Soprattutto in alcune aree della medicina i nuovi prodotti si sono distinti per le mancate promesse. In psichiatria e neurologia a portare un beneficio reale è stato solo il 6% dei medicinali. Le terapie per il diabete lo hanno fatto solo nel 17% dei casi
Nuovo non sempre vuol dire migliore. Più della metà dei nuovi farmaci entrati in commercio non offrono maggiori benefici ai pazienti rispetto alle terapie standard. È la conclusione a cui è giunta un’indagine pubblicata sul British Medical Journal che invita a riflettere sul sistema di approvazione dei medicinali e sulla necessità di una riforma dell’intero processo.
L'analisi è stata condotta in Germania, ma ha ricadute su tutti i Paesi d’Europa dato che i farmaci in questione sono passati al vaglio dell’European Medicines Agency guadagnandosi di diritto la licenza di vendita in tutta Europa. A realizzarla tre ricercatori dell’Institute for Quality and Efficiency in Health Care (IQWiG), organo indipendente che valuta i nuovi farmaci e ne decide l'ingresso sul mercato definendone il prezzo:
Tra il 2011 e il 2017 l’Institute for Quality and Efficiency in Health Care (IQWiG) hanno immesso 216 medicinali nel mercato tedesco dopo l’approvazione di legge. Solamente 54 (il 25%) si sono rivelati superiori ai precedenti garantendo effettivi benefici sulla salute. In altri 35 casi (16%), i vantaggi erano minimi e difficilmente quantificabili. Per i rimanenti 125 farmaci (58%) non sono state trovate prove di reali progressi rispetto alle cure standard.

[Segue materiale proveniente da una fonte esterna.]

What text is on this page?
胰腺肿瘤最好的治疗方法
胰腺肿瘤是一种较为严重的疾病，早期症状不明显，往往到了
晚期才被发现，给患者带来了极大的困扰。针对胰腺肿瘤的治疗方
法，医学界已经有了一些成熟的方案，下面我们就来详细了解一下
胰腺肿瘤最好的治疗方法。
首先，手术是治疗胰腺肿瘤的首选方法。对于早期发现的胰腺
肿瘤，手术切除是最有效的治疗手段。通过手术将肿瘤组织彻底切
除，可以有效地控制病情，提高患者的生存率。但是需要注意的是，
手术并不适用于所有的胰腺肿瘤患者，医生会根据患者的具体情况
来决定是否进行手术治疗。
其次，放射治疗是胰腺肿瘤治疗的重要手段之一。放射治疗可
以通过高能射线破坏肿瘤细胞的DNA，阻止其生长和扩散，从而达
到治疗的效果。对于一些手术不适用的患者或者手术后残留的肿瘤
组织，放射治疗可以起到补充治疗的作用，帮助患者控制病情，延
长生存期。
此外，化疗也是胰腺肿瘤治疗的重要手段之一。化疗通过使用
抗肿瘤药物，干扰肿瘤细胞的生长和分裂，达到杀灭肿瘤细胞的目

Soprattutto in alcuni ambiti della medicina, i nuovi prodotti si sono fatti riconoscere per le mancate promesse. Per esempio in psichiatria e neurologia a portare un beneficio è stato solamente il 6 per cento dei medicinali. Le terapie per il diabete hanno fatto progressi solo nel 17 per cento dei casi.
B Wieseler, N McGauran, T Kaiser. New drugs: where did we go wrong and what can we do better? in BMJ 2019; 366: l4340.
Per i ricercatori, i dati rappresentano la conferma che il sistema di approvazione dei medicinali dovrebbe essere corretto: né i sistemi sanitari dei Paesi né i singoli cittadini possono permettersi di sostenere spese più elevate per farmaci che funzionano quanto quelli vecchi a più buon mercato.
Nasce però il problema di dove mettere le mani: quali parti dell’ingranaggio vanno cambiate? quali fasi dell’iter di valutazione e approvazione dei medicinali devono essere riformate? Resta poi sullo sfondo la discussione sul concetto di innovatività.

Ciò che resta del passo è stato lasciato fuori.